Being an out door type person, we would hike, ride bikes, and in the summer enjoy the beach, etc, every so often we would go to lunch. I found it so unusual at the time, she would invite her JW friends to come with. I never went anywhere without 2-3 of them in tow. They too were "nice".
I attended 3 meetings at the Kingdom Hall, and 2 Bible studies. Not sure why I continued on with them, no one ever talked about anything really, there was no discussion on anything, I tried to bring up subjects, mainly because I was bored, but no discussion.
I was invited to the Bible Study, I thought wow, I haven't read the Bible in a long time, wonder if I could still find, Matthew, Mark Luke or John!! Well no discussion there either, robotic reading, I was so confused, I thought I enjoyed their company, but geeze something was weird.

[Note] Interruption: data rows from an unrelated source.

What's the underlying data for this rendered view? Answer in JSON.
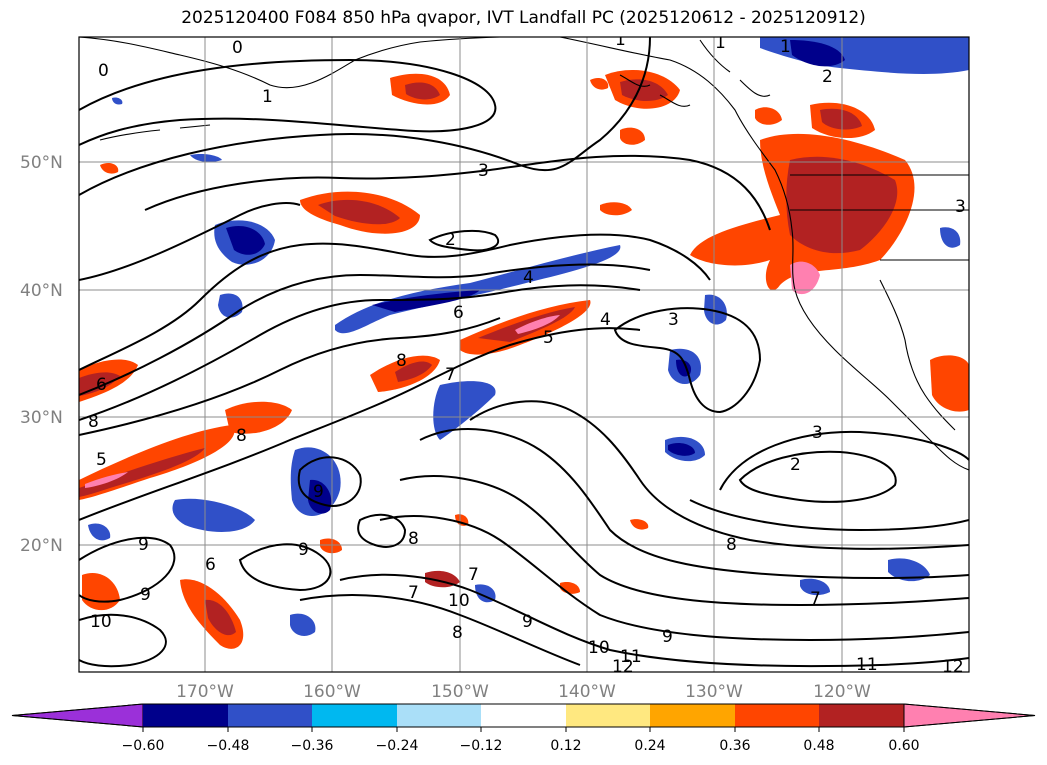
{
  "title": "2025120400 F084 850 hPa qvapor, IVT Landfall PC (2025120612 - 2025120912)",
  "lat_labels": [
    "50°N",
    "40°N",
    "30°N",
    "20°N"
  ],
  "lon_labels": [
    "170°W",
    "160°W",
    "150°W",
    "140°W",
    "130°W",
    "120°W"
  ],
  "contour_labels": [
    "0",
    "0",
    "1",
    "1",
    "1",
    "1",
    "2",
    "3",
    "2",
    "4",
    "6",
    "4",
    "3",
    "5",
    "8",
    "7",
    "8",
    "6",
    "8",
    "5",
    "3",
    "2",
    "8",
    "9",
    "9",
    "6",
    "9",
    "9",
    "10",
    "8",
    "7",
    "10",
    "8",
    "9",
    "7",
    "10",
    "11",
    "12",
    "9",
    "11",
    "12",
    "7",
    "3"
  ],
  "colorbar": {
    "colors": [
      "#9b30d9",
      "#00008b",
      "#3050c8",
      "#00b8f0",
      "#aadff8",
      "#ffffff",
      "#ffe880",
      "#ffa500",
      "#ff4500",
      "#b22222",
      "#ff80b0"
    ],
    "ticks": [
      "−0.60",
      "−0.48",
      "−0.36",
      "−0.24",
      "−0.12",
      "0.12",
      "0.24",
      "0.36",
      "0.48",
      "0.60"
    ]
  }
}
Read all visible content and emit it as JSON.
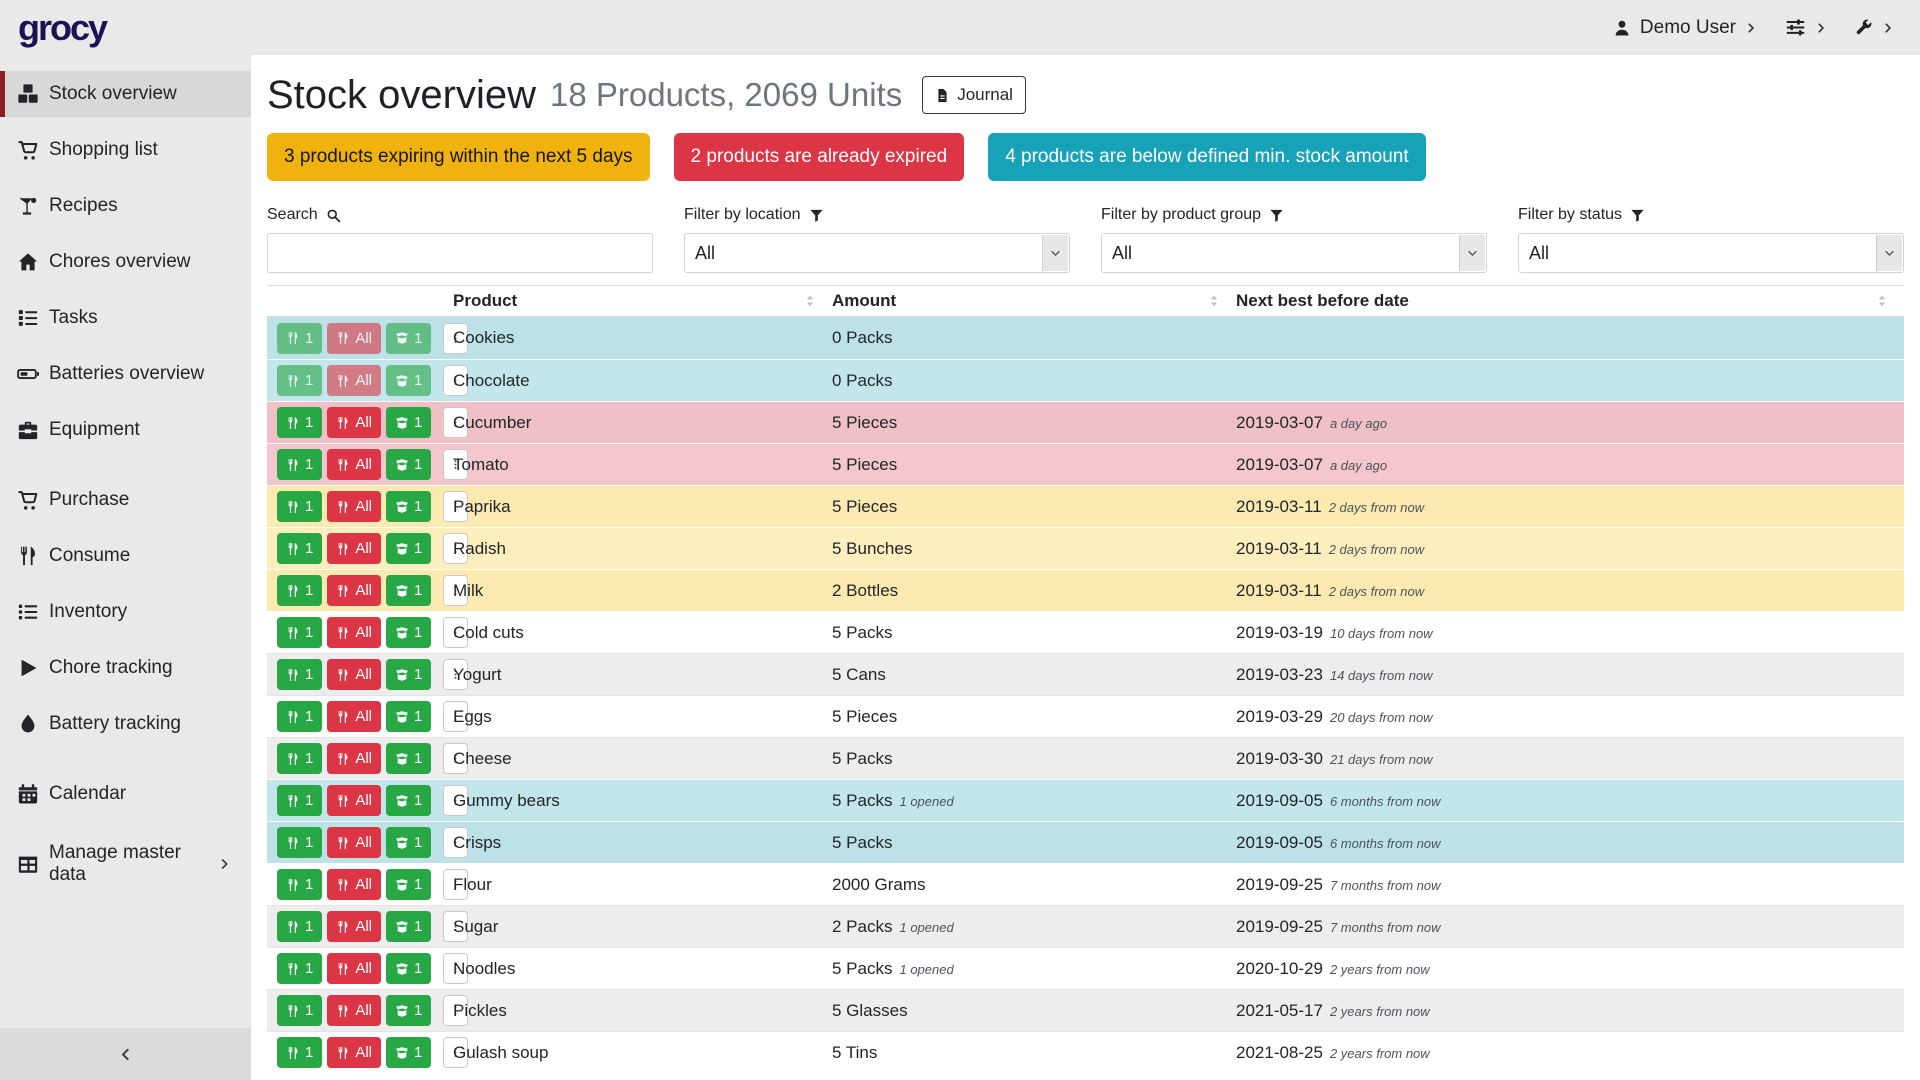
{
  "app": {
    "logo": "grocy"
  },
  "topbar": {
    "user_label": "Demo User",
    "user_icon": "user",
    "settings_icon": "sliders",
    "admin_icon": "wrench"
  },
  "sidebar": {
    "items": [
      {
        "label": "Stock overview",
        "icon": "boxes",
        "active": true
      },
      {
        "label": "Shopping list",
        "icon": "cart"
      },
      {
        "label": "Recipes",
        "icon": "martini"
      },
      {
        "label": "Chores overview",
        "icon": "home"
      },
      {
        "label": "Tasks",
        "icon": "tasks"
      },
      {
        "label": "Batteries overview",
        "icon": "battery"
      },
      {
        "label": "Equipment",
        "icon": "toolbox"
      },
      {
        "label": "Purchase",
        "icon": "cart",
        "gap": true
      },
      {
        "label": "Consume",
        "icon": "utensils"
      },
      {
        "label": "Inventory",
        "icon": "list"
      },
      {
        "label": "Chore tracking",
        "icon": "play"
      },
      {
        "label": "Battery tracking",
        "icon": "drop"
      },
      {
        "label": "Calendar",
        "icon": "calendar",
        "gap": true
      },
      {
        "label": "Manage master data",
        "icon": "table",
        "gap": true,
        "chevron": true
      }
    ]
  },
  "header": {
    "title": "Stock overview",
    "subtitle": "18 Products, 2069 Units",
    "journal_label": "Journal"
  },
  "alerts": [
    {
      "text": "3 products expiring within the next 5 days",
      "type": "warning"
    },
    {
      "text": "2 products are already expired",
      "type": "danger"
    },
    {
      "text": "4 products are below defined min. stock amount",
      "type": "info"
    }
  ],
  "filters": {
    "search_label": "Search",
    "location_label": "Filter by location",
    "product_group_label": "Filter by product group",
    "status_label": "Filter by status",
    "search_value": "",
    "all_option": "All"
  },
  "table": {
    "columns": [
      "Product",
      "Amount",
      "Next best before date"
    ],
    "row_buttons": {
      "consume_one": "1",
      "consume_all": "All",
      "open_one": "1"
    },
    "rows": [
      {
        "product": "Cookies",
        "amount": "0 Packs",
        "opened": "",
        "date": "",
        "note": "",
        "status": "info",
        "disabled": true
      },
      {
        "product": "Chocolate",
        "amount": "0 Packs",
        "opened": "",
        "date": "",
        "note": "",
        "status": "info",
        "disabled": true
      },
      {
        "product": "Cucumber",
        "amount": "5 Pieces",
        "opened": "",
        "date": "2019-03-07",
        "note": "a day ago",
        "status": "danger",
        "disabled": false
      },
      {
        "product": "Tomato",
        "amount": "5 Pieces",
        "opened": "",
        "date": "2019-03-07",
        "note": "a day ago",
        "status": "danger",
        "disabled": false
      },
      {
        "product": "Paprika",
        "amount": "5 Pieces",
        "opened": "",
        "date": "2019-03-11",
        "note": "2 days from now",
        "status": "warning",
        "disabled": false
      },
      {
        "product": "Radish",
        "amount": "5 Bunches",
        "opened": "",
        "date": "2019-03-11",
        "note": "2 days from now",
        "status": "warning",
        "disabled": false
      },
      {
        "product": "Milk",
        "amount": "2 Bottles",
        "opened": "",
        "date": "2019-03-11",
        "note": "2 days from now",
        "status": "warning",
        "disabled": false
      },
      {
        "product": "Cold cuts",
        "amount": "5 Packs",
        "opened": "",
        "date": "2019-03-19",
        "note": "10 days from now",
        "status": "",
        "disabled": false
      },
      {
        "product": "Yogurt",
        "amount": "5 Cans",
        "opened": "",
        "date": "2019-03-23",
        "note": "14 days from now",
        "status": "",
        "disabled": false
      },
      {
        "product": "Eggs",
        "amount": "5 Pieces",
        "opened": "",
        "date": "2019-03-29",
        "note": "20 days from now",
        "status": "",
        "disabled": false
      },
      {
        "product": "Cheese",
        "amount": "5 Packs",
        "opened": "",
        "date": "2019-03-30",
        "note": "21 days from now",
        "status": "",
        "disabled": false
      },
      {
        "product": "Gummy bears",
        "amount": "5 Packs",
        "opened": "1 opened",
        "date": "2019-09-05",
        "note": "6 months from now",
        "status": "info",
        "disabled": false
      },
      {
        "product": "Crisps",
        "amount": "5 Packs",
        "opened": "",
        "date": "2019-09-05",
        "note": "6 months from now",
        "status": "info",
        "disabled": false
      },
      {
        "product": "Flour",
        "amount": "2000 Grams",
        "opened": "",
        "date": "2019-09-25",
        "note": "7 months from now",
        "status": "",
        "disabled": false
      },
      {
        "product": "Sugar",
        "amount": "2 Packs",
        "opened": "1 opened",
        "date": "2019-09-25",
        "note": "7 months from now",
        "status": "",
        "disabled": false
      },
      {
        "product": "Noodles",
        "amount": "5 Packs",
        "opened": "1 opened",
        "date": "2020-10-29",
        "note": "2 years from now",
        "status": "",
        "disabled": false
      },
      {
        "product": "Pickles",
        "amount": "5 Glasses",
        "opened": "",
        "date": "2021-05-17",
        "note": "2 years from now",
        "status": "",
        "disabled": false
      },
      {
        "product": "Gulash soup",
        "amount": "5 Tins",
        "opened": "",
        "date": "2021-08-25",
        "note": "2 years from now",
        "status": "",
        "disabled": false
      }
    ]
  },
  "colors": {
    "warning": "#f0b30d",
    "danger": "#dc3545",
    "info": "#17a2b8",
    "success": "#28a745",
    "row_info": "#c2e6eb",
    "row_danger": "#f3c7cd",
    "row_warning": "#fdeebd",
    "sidebar_active_border": "#8c1f2a",
    "logo": "#1c1254"
  }
}
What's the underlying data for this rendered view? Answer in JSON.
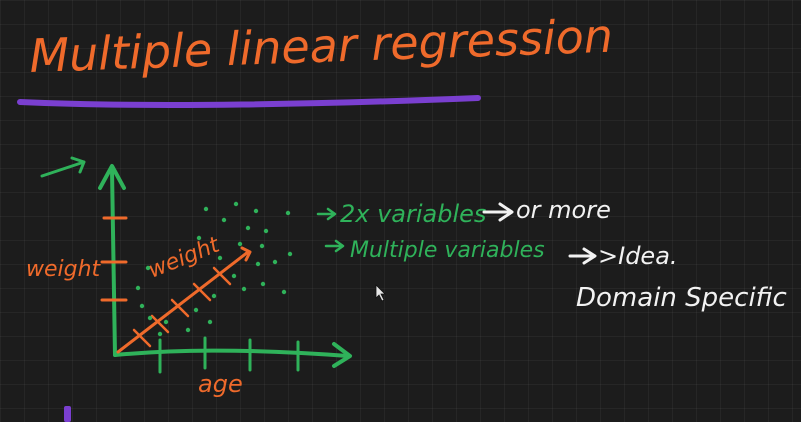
{
  "title": "Multiple linear regression",
  "graph": {
    "y_axis_label": "weight",
    "line_label": "weight",
    "x_axis_label": "age"
  },
  "notes": {
    "line1": "2x variables",
    "line1_suffix": "or more",
    "line2": "Multiple variables",
    "line2_suffix": ">Idea.",
    "line3": "Domain Specific"
  },
  "colors": {
    "background": "#1c1c1c",
    "title_ink": "#ef6a2b",
    "graph_ink": "#2fb25a",
    "note_ink": "#f2f2f2",
    "underline": "#7a3fd0"
  },
  "icons": {
    "cursor": "mouse-pointer-icon"
  }
}
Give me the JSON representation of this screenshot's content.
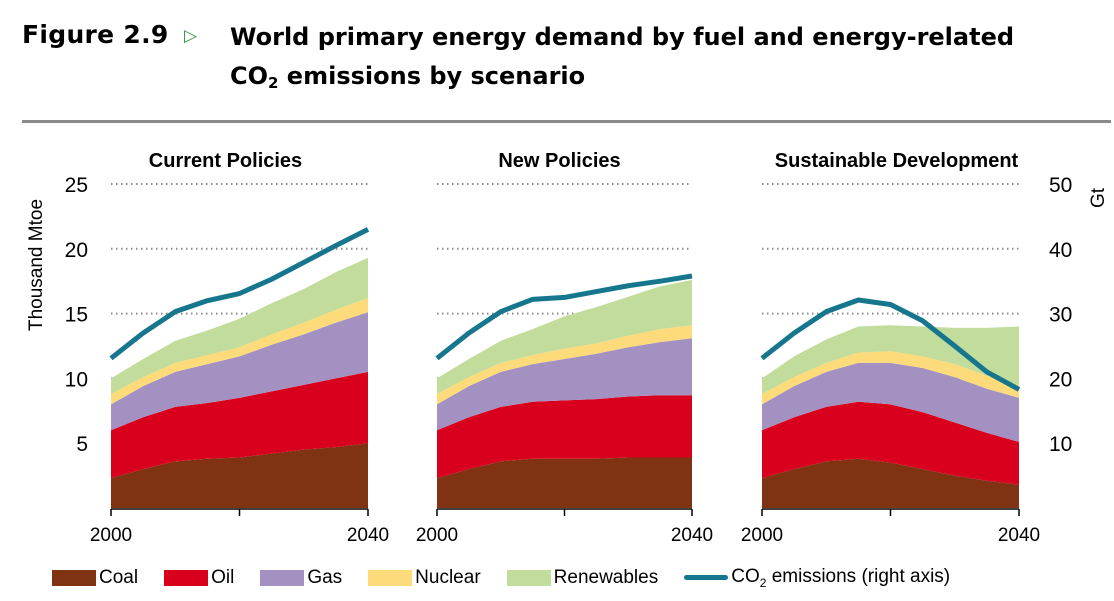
{
  "figure": {
    "label": "Figure 2.9",
    "arrow_icon": "triangle-right-outline-icon",
    "title_line1": "World primary energy demand by fuel and energy-related",
    "title_line2_pre": "CO",
    "title_line2_sub": "2",
    "title_line2_post": " emissions by scenario"
  },
  "legend": [
    {
      "key": "coal",
      "label": "Coal",
      "type": "area"
    },
    {
      "key": "oil",
      "label": "Oil",
      "type": "area"
    },
    {
      "key": "gas",
      "label": "Gas",
      "type": "area"
    },
    {
      "key": "nuclear",
      "label": "Nuclear",
      "type": "area"
    },
    {
      "key": "renewables",
      "label": "Renewables",
      "type": "area"
    },
    {
      "key": "co2",
      "label_pre": "CO",
      "label_sub": "2",
      "label_post": " emissions (right axis)",
      "type": "line"
    }
  ],
  "colors": {
    "coal": "#7f3313",
    "oil": "#d9001e",
    "gas": "#a291c1",
    "nuclear": "#fddb7a",
    "renewables": "#c1dc9b",
    "co2": "#15768e",
    "grid": "#8c8c8c"
  },
  "chart_data": {
    "type": "area",
    "subtype": "stacked area with line on secondary axis",
    "ylabel": "Thousand Mtoe",
    "y2label": "Gt",
    "ylim": [
      0,
      25
    ],
    "y2lim": [
      0,
      50
    ],
    "yticks": [
      5,
      10,
      15,
      20,
      25
    ],
    "y2ticks": [
      10,
      20,
      30,
      40,
      50
    ],
    "xlim": [
      2000,
      2040
    ],
    "xticklabels": [
      "2000",
      "2040"
    ],
    "grid": "horizontal dotted",
    "legend_position": "bottom",
    "panels": [
      {
        "title": "Current Policies",
        "x": [
          2000,
          2005,
          2010,
          2015,
          2020,
          2025,
          2030,
          2035,
          2040
        ],
        "series": [
          {
            "name": "Coal",
            "key": "coal",
            "values": [
              2.3,
              3.0,
              3.6,
              3.8,
              3.9,
              4.2,
              4.5,
              4.7,
              5.0
            ]
          },
          {
            "name": "Oil",
            "key": "oil",
            "values": [
              3.7,
              4.0,
              4.2,
              4.3,
              4.6,
              4.8,
              5.0,
              5.3,
              5.5
            ]
          },
          {
            "name": "Gas",
            "key": "gas",
            "values": [
              2.0,
              2.4,
              2.7,
              3.0,
              3.2,
              3.6,
              3.9,
              4.3,
              4.6
            ]
          },
          {
            "name": "Nuclear",
            "key": "nuclear",
            "values": [
              0.8,
              0.7,
              0.7,
              0.7,
              0.7,
              0.8,
              0.9,
              1.0,
              1.1
            ]
          },
          {
            "name": "Renewables",
            "key": "renewables",
            "values": [
              1.2,
              1.4,
              1.7,
              1.9,
              2.2,
              2.4,
              2.6,
              2.9,
              3.1
            ]
          }
        ],
        "co2": {
          "name": "CO2 emissions (right axis)",
          "axis": "right",
          "values": [
            23.1,
            27.0,
            30.3,
            32.0,
            33.1,
            35.3,
            37.9,
            40.5,
            43.0
          ]
        }
      },
      {
        "title": "New Policies",
        "x": [
          2000,
          2005,
          2010,
          2015,
          2020,
          2025,
          2030,
          2035,
          2040
        ],
        "series": [
          {
            "name": "Coal",
            "key": "coal",
            "values": [
              2.3,
              3.0,
              3.6,
              3.8,
              3.8,
              3.8,
              3.9,
              3.9,
              3.9
            ]
          },
          {
            "name": "Oil",
            "key": "oil",
            "values": [
              3.7,
              4.0,
              4.2,
              4.4,
              4.5,
              4.6,
              4.7,
              4.8,
              4.8
            ]
          },
          {
            "name": "Gas",
            "key": "gas",
            "values": [
              2.0,
              2.4,
              2.7,
              2.9,
              3.2,
              3.5,
              3.8,
              4.1,
              4.4
            ]
          },
          {
            "name": "Nuclear",
            "key": "nuclear",
            "values": [
              0.8,
              0.7,
              0.7,
              0.7,
              0.8,
              0.8,
              0.9,
              1.0,
              1.0
            ]
          },
          {
            "name": "Renewables",
            "key": "renewables",
            "values": [
              1.2,
              1.4,
              1.7,
              2.0,
              2.5,
              2.8,
              3.0,
              3.3,
              3.5
            ]
          }
        ],
        "co2": {
          "name": "CO2 emissions (right axis)",
          "axis": "right",
          "values": [
            23.1,
            27.0,
            30.3,
            32.2,
            32.5,
            33.4,
            34.3,
            35.0,
            35.8
          ]
        }
      },
      {
        "title": "Sustainable Development",
        "x": [
          2000,
          2005,
          2010,
          2015,
          2020,
          2025,
          2030,
          2035,
          2040
        ],
        "series": [
          {
            "name": "Coal",
            "key": "coal",
            "values": [
              2.3,
              3.0,
              3.6,
              3.8,
              3.5,
              3.0,
              2.5,
              2.1,
              1.8
            ]
          },
          {
            "name": "Oil",
            "key": "oil",
            "values": [
              3.7,
              4.0,
              4.2,
              4.4,
              4.5,
              4.4,
              4.1,
              3.7,
              3.3
            ]
          },
          {
            "name": "Gas",
            "key": "gas",
            "values": [
              2.0,
              2.4,
              2.7,
              3.0,
              3.2,
              3.4,
              3.5,
              3.4,
              3.4
            ]
          },
          {
            "name": "Nuclear",
            "key": "nuclear",
            "values": [
              0.8,
              0.7,
              0.7,
              0.8,
              0.9,
              0.9,
              1.0,
              1.0,
              1.0
            ]
          },
          {
            "name": "Renewables",
            "key": "renewables",
            "values": [
              1.2,
              1.6,
              1.8,
              2.0,
              2.0,
              2.3,
              2.8,
              3.7,
              4.5
            ]
          }
        ],
        "co2": {
          "name": "CO2 emissions (right axis)",
          "axis": "right",
          "values": [
            23.1,
            27.0,
            30.3,
            32.1,
            31.4,
            28.9,
            25.0,
            21.0,
            18.3
          ]
        }
      }
    ]
  }
}
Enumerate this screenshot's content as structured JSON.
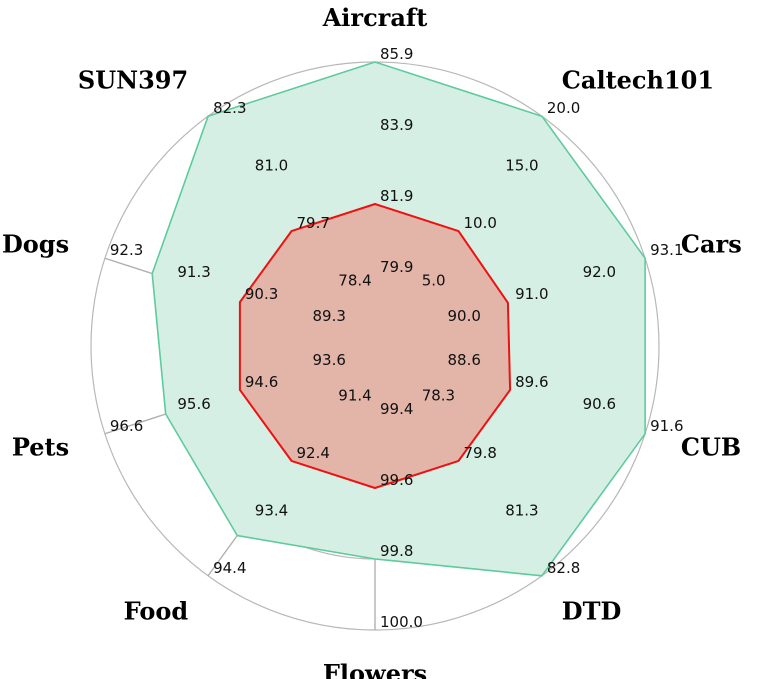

Then along the journey, when I started to drift, I got the "walk right past you, and not say a word". I took that very hard, wondered what had I done, really freaked me out, after all the time we had spent as supposedly "friends", but being in denial, I just figured it was me. So I continued to try to be friends and went to another meeting, this pleased her; I thought I was being nice, since this meant so much to this person.
I kept getting "jacked" around for most of the year emotionally and finally now, I will make the break. I found your wonderful site, and it has helped. Very few people have that special something that makes them apart from others, and it is called "charisma", this gal has it, and I bit the bait.
I hope it will help others to understand and not take things personally like I did, I hope some day my " friend" will know God personally... all is in his hands...
Thanks to God, I am healing, what a ride, and the saying "Beware of wolves in sheep's clothing" rings true for me. Thank You again!!